Eine gepolsterte oder thermisch isolierte Tennistasche reduziert extreme Temperaturschwankungen. Nasse Schläger werden abgetrocknet und bei Raumtemperatur gelagert. Heizkörper, direkte Sonne und feuchte Kellerräume sind ungeeignet. Das gilt besonders für Naturdarmsaiten.

Ein Besaitungsprotokoll führt schneller zum passenden Setup

Subjektive Eindrücke lassen sich nach mehreren Monaten nur schwer vergleichen. Ein einfaches Besaitungsprotokoll schafft Klarheit. Notiert werden Saite, Stärke, Spannung, Datum und die ungefähren Spielstunden. Ergänzend können Kontrolle, Spin, Beschleunigung, Komfort und Haltbarkeit bewertet werden.

Verändert wird jeweils nur ein Merkmal. Wer gleichzeitig Material, Durchmesser und Spannung wechselt, weiss anschliessend nicht, welche Änderung für das Ergebnis verantwortlich war. Ein schrittweises Vorgehen spart Fehlkäufe und erleichtert dem Besaitungsservice die Beratung.

Video-Tipp: Tennissaiten im Vergleich

Das deutschsprachige Video von Tennis-Point erklärt die Unterschiede zwischen verschiedenen Saitentypen und zeigt, welche Eigenschaften bei der Auswahl eine Rolle spielen. Es ergänzt den Materialvergleich um anschauliche Beispiele aus der Praxis.



Fazit

Eine passende Besaitung verbindet den Schläger mit Spieltechnik und persönlichen Anforderungen. Einsteiger und komfortorientierte Spieler sind häufig mit Nylon oder Multifilament gut beraten. Polyester eignet sich vor allem für erfahrene Spieler mit schnellem Schwung, sollte tiefer gespannt und rechtzeitig ersetzt werden. Hybridbesaitungen ermöglichen eine gezielte Mischung verschiedener Eigenschaften.

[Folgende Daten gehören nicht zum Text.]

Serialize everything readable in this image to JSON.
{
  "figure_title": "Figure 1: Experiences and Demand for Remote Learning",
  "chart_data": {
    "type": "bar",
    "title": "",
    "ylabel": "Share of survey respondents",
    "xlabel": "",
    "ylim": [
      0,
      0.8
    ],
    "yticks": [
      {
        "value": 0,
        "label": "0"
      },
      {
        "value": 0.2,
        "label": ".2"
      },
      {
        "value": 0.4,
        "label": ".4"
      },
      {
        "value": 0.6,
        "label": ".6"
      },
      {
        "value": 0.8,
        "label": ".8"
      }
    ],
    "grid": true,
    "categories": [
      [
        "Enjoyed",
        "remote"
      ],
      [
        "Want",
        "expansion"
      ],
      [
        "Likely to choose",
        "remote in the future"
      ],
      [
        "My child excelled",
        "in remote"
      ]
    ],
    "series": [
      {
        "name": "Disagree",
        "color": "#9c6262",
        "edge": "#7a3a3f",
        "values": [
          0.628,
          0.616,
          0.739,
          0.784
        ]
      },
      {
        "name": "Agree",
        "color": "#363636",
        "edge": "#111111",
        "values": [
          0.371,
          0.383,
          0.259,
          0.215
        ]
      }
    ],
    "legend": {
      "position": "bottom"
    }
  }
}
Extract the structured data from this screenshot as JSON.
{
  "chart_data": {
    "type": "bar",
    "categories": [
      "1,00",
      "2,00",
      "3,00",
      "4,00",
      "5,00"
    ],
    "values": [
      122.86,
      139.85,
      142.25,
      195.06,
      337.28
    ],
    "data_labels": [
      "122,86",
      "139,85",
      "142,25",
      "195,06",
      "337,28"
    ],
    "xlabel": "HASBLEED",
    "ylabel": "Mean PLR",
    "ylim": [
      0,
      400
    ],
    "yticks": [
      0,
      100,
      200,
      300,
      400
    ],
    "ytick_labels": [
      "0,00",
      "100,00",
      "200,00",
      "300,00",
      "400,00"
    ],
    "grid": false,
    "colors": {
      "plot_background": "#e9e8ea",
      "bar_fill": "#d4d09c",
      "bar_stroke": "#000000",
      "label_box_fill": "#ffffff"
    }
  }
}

Der auf dem Rahmen angegebene Spannungsbereich bleibt der Ausgangspunkt. Kleine Anpassungen und ein Besaitungsprotokoll führen zuverlässiger zum Ziel als extreme Härten oder das ungeprüfte Kopieren eines Profisetups. Spätestens bei Kontrollverlust, nachlassender Elastizität, deutlichem Verschleiss oder einem unangenehm harten Treffgefühl ist eine neue Besaitung sinnvoll.